This document aims at documenting user-facing policies / principles used when developing and maintaining torchvision. Other maintainer info (e.g. release process) can be found in the meta-internal wiki.
For the Python API, torchvision largely follows the PyTorch policy which is consistent with other major packages (numpy, scikit-learn etc.). We recognize that his policy is somewhat imperfect for some edge cases, and that it's difficult to come up with an accurate technical definition. In broad terms, which are usually well understood by users, the policy is that:
- modules that can be accessed without leading underscore are public
- objects in a public file that don't have a leading underscore are public
- class attributes are public iff they have no leading underscore
- the rest of the modules / objects / class attributes are considered private
The public API has backward-compatible (BC) guarantees defined in our deprecation policy (see below). The private API has not BC guarantees.
For C++, code is private. For Meta employees: if a C++ change breaks fbcode, fix fbcode or revert the change. We should be careful about models running in production and relying on torchvision ops.
The test
folder is not importable and is private. Even meta-internal
projects should not rely on it (it has happened in the past and is now
programmatically impossible).
The training references do not have BC guarantees. Breaking changes are possible, but we should make sure that the tutorials are still running properly, and that their intended narrative is preserved (by e.g. checking outputs, etc.).
The rest of the folders (build, android, ios, etc.) are private and have no BC guarantees.
Because they're disruptive, deprecations should only be used sparingly.
We largely follow the PyTorch policy: breaking changes require a deprecation period of at least 2 versions.
Deprecations should clearly indicate their deadline in the docs and warning messages. Avoid not committing to a deadline, or keeping deprecated APIs for too long: it gives no incentive for users to update their code, sends conflicting messages ("why was this API removed while this other one is still around?"), and accumulates debt in the project.
When designing an API it’s not always obvious what should be exposed as public, and what should be kept as a private implementation detail. The following guidelines can be useful:
- Functional consistency throughout the library is a top priority, for users and developers’ sake. In doubt and unless it’s clearly wrong, expose what other similar classes expose.
- Think really hard about the users and their use-cases, and try to expose what they would need to address those use-cases. Aggressively keep everything else private. Remember that the “private -> public” direction is way smoother than the “public -> private” one: in doubt, keep it private.

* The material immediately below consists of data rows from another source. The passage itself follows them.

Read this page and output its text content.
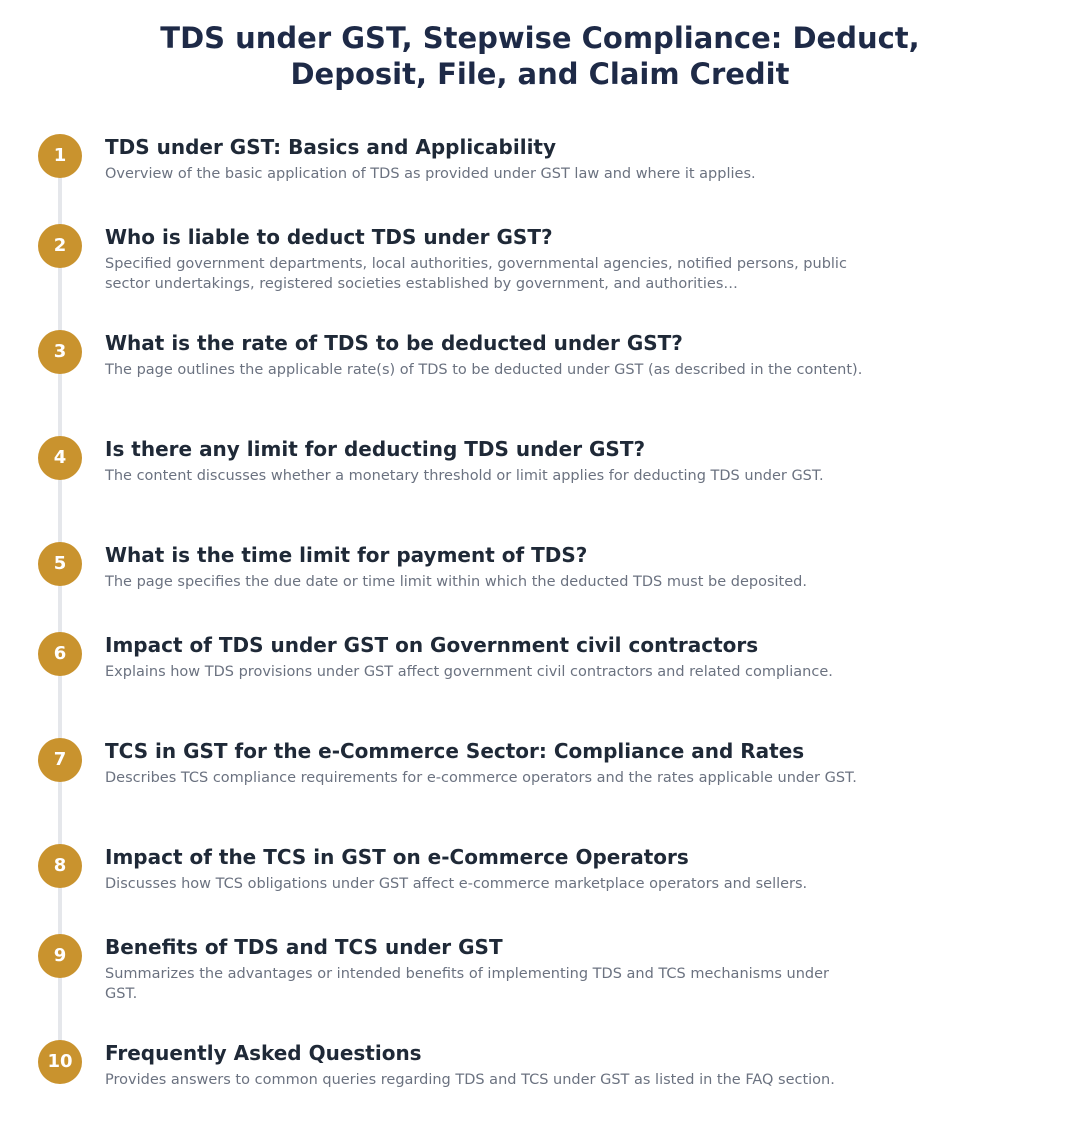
TDS under GST, Stepwise Compliance: Deduct,
Deposit, File, and Claim Credit
1	TDS under GST: Basics and Applicability
Overview of the basic application of TDS as provided under GST law and where it applies.
2	Who is liable to deduct TDS under GST?
Specified government departments, local authorities, governmental agencies, notified persons, public sector undertakings, registered societies established by government, and authorities…
3	What is the rate of TDS to be deducted under GST?
The page outlines the applicable rate(s) of TDS to be deducted under GST (as described in the content).
4	Is there any limit for deducting TDS under GST?
The content discusses whether a monetary threshold or limit applies for deducting TDS under GST.
5	What is the time limit for payment of TDS?
The page specifies the due date or time limit within which the deducted TDS must be deposited.
6	Impact of TDS under GST on Government civil contractors
Explains how TDS provisions under GST affect government civil contractors and related compliance.
7	TCS in GST for the e-Commerce Sector: Compliance and Rates
Describes TCS compliance requirements for e-commerce operators and the rates applicable under GST.
8	Impact of the TCS in GST on e-Commerce Operators
Discusses how TCS obligations under GST affect e-commerce marketplace operators and sellers.
9	Benefits of TDS and TCS under GST
Summarizes the advantages or intended benefits of implementing TDS and TCS mechanisms under GST.
10	Frequently Asked Questions
Provides answers to common queries regarding TDS and TCS under GST as listed in the FAQ section.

- When thinking about use-cases, the general API motto applies: make what’s simple and common easy, and make what’s complex possible (80% / 20% rule). There might be a ~1% left that’s not addressed: that’s OK. Also, make what’s wrong very hard, if not impossible.
As a good practice, always create new files and even classes with a leading
underscore in their name. This way, everything is private by default and the
only public surface is explicitly present in an __init__.py
file.